| Daily Record | |||||
|---|---|---|---|---|---|
| Day | Budget | Food | Exercise | Net | +/- |
| Monday 6 February | 1,896 | 3,439 | 345 | 3,094 | 1,198 |
| Tuesday 7 February | 1,885 | 2,340 | 371 | 1,969 | 84 |
| Wednesday 8 February | 1,885 | 2,807 | 40 | 2,766 | 881 |
| Thursday 9 February | 1,885 | 1,726 | 161 | 1,565 | -320 |
| Friday 10 February | 1,885 | 2,885 | 60 | 2,825 | 940 |
| Saturday 11 February | 1,885 | 3,284 | 363 | 2,921 | 1,036 |
| Sunday 12 February | 1,885 | 2,274 | 61 | 2,213 | 328 |
| Weekly Total | 13,206 | 18,755 | 1,401 | 17,353 | 4,148 |
The basic summary of the week: I barely exercised and I ate a shit-ton. I bolded Thursday's data because it's all a lie--I didn't track most of my day. I'm definitely over by much more than what my little table says--and the scale reflects that, for a gain of 2 pounds.

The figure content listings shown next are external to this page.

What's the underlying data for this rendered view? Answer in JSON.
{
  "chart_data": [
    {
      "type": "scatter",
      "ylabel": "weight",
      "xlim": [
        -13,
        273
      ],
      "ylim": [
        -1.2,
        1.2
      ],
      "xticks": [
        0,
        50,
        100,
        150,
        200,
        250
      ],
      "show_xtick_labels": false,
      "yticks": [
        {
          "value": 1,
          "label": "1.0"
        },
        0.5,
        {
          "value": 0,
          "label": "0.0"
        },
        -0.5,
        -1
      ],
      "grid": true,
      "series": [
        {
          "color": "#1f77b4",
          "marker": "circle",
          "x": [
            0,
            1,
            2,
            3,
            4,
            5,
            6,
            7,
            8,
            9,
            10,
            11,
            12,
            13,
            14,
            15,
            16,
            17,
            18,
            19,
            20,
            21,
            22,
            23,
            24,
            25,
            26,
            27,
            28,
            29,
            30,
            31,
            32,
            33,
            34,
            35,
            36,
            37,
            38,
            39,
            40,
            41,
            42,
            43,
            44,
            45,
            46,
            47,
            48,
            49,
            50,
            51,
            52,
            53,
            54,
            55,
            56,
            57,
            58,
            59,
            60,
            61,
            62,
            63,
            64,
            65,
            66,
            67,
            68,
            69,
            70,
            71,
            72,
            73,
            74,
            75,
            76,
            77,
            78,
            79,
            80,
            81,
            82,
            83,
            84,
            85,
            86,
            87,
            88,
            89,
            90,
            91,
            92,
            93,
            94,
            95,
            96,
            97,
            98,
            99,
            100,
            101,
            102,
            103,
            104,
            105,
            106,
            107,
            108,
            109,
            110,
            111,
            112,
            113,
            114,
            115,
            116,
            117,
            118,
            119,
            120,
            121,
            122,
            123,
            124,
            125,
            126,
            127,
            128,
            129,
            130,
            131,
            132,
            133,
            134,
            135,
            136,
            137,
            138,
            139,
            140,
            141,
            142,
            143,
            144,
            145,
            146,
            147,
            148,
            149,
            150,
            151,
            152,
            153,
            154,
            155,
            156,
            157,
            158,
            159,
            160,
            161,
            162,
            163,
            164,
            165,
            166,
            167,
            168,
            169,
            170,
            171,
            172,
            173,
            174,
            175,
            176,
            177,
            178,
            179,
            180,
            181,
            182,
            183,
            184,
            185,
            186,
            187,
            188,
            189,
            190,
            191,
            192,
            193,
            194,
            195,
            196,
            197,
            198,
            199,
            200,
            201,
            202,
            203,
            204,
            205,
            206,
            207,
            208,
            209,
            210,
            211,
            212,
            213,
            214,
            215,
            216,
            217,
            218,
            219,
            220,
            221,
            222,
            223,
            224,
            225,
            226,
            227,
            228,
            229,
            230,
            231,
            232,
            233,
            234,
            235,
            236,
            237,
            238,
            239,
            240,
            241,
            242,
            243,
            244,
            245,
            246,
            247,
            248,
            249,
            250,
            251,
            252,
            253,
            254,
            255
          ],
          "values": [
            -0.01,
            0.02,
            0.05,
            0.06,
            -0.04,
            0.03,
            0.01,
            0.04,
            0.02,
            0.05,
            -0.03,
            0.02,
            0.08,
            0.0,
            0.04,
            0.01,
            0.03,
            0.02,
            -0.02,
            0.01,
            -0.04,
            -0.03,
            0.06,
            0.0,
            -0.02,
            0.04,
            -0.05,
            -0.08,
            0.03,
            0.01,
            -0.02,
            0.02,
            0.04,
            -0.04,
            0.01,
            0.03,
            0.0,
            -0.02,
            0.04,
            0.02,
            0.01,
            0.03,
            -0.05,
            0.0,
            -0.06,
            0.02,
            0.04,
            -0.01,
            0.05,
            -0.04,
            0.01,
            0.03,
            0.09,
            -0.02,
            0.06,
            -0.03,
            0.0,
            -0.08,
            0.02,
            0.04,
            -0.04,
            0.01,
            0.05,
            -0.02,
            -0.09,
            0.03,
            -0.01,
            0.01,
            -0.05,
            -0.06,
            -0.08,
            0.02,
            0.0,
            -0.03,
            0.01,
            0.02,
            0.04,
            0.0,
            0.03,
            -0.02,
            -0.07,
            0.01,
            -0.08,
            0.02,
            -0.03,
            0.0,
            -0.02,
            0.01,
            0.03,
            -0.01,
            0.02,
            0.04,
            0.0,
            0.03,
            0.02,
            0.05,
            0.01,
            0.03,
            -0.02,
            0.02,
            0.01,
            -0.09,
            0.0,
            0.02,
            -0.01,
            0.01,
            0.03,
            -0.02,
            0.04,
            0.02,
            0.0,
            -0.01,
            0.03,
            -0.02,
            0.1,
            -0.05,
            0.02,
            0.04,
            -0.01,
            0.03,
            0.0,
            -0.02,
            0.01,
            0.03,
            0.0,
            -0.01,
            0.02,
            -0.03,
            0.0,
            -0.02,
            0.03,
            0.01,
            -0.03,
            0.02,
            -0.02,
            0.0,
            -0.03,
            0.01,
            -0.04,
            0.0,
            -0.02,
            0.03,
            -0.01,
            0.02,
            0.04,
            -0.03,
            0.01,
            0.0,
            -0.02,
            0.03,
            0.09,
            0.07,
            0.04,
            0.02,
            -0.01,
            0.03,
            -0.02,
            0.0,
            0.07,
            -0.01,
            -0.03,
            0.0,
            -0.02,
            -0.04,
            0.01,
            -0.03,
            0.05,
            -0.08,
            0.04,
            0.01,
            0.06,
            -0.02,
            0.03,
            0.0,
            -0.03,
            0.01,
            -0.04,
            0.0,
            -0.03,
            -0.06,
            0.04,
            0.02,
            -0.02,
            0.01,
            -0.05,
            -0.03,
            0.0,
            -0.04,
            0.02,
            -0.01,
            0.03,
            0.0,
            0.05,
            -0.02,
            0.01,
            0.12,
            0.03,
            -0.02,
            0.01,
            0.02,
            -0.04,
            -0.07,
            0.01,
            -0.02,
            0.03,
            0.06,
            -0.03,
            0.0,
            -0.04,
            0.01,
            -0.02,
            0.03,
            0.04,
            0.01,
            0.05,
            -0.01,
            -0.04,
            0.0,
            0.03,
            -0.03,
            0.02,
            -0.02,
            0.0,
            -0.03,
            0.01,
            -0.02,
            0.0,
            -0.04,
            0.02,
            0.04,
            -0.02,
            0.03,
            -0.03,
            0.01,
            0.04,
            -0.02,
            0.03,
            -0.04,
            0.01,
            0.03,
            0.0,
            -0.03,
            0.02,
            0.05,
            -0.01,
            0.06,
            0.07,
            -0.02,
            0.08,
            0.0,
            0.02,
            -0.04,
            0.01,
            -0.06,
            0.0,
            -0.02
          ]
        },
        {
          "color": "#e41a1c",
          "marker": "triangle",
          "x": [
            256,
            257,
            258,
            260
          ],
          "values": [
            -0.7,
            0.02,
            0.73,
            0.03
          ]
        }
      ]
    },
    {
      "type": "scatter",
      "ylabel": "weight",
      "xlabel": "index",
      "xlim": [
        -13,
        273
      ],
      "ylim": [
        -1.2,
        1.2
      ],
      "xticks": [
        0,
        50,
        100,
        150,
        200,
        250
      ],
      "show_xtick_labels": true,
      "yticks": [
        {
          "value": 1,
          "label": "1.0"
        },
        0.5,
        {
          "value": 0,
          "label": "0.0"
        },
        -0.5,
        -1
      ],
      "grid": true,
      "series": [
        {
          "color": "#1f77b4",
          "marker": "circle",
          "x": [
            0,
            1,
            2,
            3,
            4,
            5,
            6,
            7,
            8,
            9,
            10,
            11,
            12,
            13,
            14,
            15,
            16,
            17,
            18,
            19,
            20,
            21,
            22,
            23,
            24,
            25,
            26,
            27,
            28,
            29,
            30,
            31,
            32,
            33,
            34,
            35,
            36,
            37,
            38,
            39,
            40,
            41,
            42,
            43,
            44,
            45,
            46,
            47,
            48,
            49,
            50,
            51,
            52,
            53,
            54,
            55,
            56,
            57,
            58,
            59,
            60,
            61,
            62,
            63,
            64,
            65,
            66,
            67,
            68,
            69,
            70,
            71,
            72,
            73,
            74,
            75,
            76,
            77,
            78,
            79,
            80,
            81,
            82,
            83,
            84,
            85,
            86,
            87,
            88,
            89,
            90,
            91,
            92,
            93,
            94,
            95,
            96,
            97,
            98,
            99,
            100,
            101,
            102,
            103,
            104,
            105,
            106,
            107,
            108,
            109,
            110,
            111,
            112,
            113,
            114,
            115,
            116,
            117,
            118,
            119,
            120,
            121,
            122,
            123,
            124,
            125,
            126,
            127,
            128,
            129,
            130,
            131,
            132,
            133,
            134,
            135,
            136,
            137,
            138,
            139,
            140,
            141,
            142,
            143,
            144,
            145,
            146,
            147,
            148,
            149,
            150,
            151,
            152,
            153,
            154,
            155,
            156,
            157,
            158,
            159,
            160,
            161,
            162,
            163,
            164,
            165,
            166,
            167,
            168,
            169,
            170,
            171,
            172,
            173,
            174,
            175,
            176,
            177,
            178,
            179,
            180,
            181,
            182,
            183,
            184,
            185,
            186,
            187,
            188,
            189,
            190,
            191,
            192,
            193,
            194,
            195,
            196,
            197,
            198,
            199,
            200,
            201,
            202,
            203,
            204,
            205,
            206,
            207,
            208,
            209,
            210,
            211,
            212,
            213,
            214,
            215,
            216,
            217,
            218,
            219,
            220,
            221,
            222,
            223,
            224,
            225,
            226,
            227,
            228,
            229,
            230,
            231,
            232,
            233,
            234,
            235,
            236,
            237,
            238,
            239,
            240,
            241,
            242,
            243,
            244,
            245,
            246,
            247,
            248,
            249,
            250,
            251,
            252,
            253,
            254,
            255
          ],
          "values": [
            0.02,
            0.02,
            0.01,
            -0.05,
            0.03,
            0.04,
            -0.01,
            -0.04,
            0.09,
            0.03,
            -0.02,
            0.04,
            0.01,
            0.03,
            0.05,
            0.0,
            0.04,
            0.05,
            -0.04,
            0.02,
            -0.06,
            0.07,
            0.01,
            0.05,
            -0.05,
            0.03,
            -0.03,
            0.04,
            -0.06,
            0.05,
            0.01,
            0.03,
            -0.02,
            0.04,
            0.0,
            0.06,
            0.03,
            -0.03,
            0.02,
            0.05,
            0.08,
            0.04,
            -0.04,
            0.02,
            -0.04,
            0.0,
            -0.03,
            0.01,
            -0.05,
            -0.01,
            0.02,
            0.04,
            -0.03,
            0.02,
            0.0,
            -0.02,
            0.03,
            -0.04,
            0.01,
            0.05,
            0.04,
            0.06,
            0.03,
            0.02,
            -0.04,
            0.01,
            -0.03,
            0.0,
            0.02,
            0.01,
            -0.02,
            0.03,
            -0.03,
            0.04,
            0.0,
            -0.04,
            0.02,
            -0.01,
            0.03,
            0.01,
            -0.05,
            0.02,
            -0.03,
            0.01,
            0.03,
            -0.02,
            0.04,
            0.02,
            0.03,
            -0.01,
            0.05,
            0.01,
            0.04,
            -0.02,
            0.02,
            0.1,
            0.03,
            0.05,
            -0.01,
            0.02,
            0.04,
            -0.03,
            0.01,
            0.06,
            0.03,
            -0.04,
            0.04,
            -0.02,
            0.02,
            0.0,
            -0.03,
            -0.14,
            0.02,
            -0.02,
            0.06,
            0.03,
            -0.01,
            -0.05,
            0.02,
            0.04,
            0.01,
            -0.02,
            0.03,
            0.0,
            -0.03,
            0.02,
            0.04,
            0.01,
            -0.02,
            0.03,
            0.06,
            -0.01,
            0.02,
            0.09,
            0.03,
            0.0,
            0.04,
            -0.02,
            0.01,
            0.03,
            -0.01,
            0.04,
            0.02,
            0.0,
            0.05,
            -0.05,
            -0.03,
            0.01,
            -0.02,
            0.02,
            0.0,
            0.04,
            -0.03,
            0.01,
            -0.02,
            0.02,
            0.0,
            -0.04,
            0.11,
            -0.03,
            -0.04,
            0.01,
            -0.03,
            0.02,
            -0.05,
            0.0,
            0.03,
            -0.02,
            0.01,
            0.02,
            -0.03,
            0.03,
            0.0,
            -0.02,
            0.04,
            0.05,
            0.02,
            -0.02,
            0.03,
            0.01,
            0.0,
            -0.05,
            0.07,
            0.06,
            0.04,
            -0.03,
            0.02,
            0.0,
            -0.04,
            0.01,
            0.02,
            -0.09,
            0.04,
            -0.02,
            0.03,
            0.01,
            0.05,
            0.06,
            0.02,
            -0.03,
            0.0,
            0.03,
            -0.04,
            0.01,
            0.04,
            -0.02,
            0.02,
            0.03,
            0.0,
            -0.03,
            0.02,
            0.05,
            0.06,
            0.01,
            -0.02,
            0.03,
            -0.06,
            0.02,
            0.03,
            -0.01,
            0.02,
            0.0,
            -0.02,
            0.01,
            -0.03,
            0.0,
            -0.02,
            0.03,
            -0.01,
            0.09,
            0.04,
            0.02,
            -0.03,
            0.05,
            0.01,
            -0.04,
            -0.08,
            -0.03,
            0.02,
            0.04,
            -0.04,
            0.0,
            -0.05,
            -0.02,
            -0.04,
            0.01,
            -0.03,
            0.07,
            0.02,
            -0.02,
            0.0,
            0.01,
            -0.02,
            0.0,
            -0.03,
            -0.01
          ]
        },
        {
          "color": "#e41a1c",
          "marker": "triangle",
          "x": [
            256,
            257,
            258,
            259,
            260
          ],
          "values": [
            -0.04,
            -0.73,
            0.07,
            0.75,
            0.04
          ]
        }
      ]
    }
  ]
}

| Weekly Nutrient Summary | ||
|---|---|---|
| Fat | 847 grams | 39.8% |
| Saturated Fat | 362 grams | |
| Cholesterol | 2,718 milligrams | |
| Sodium | 32,102 milligrams | |
| Carbohydrates | 2,311 grams | 48.2% |
| Fiber | 156 grams | |
| Sugars | 687 grams | |
| Protein | 575 grams | 12% |
Although I decreased my carb intake (from what I tracked, at least), it's only because I ate more fat. At least the cholesterol went down, too. I really need to start entering the for-real nutritional information in the foods that I eat to get a better accounting of my nutrition. I'm sure the Kimchi Puppies I made didn't help at all.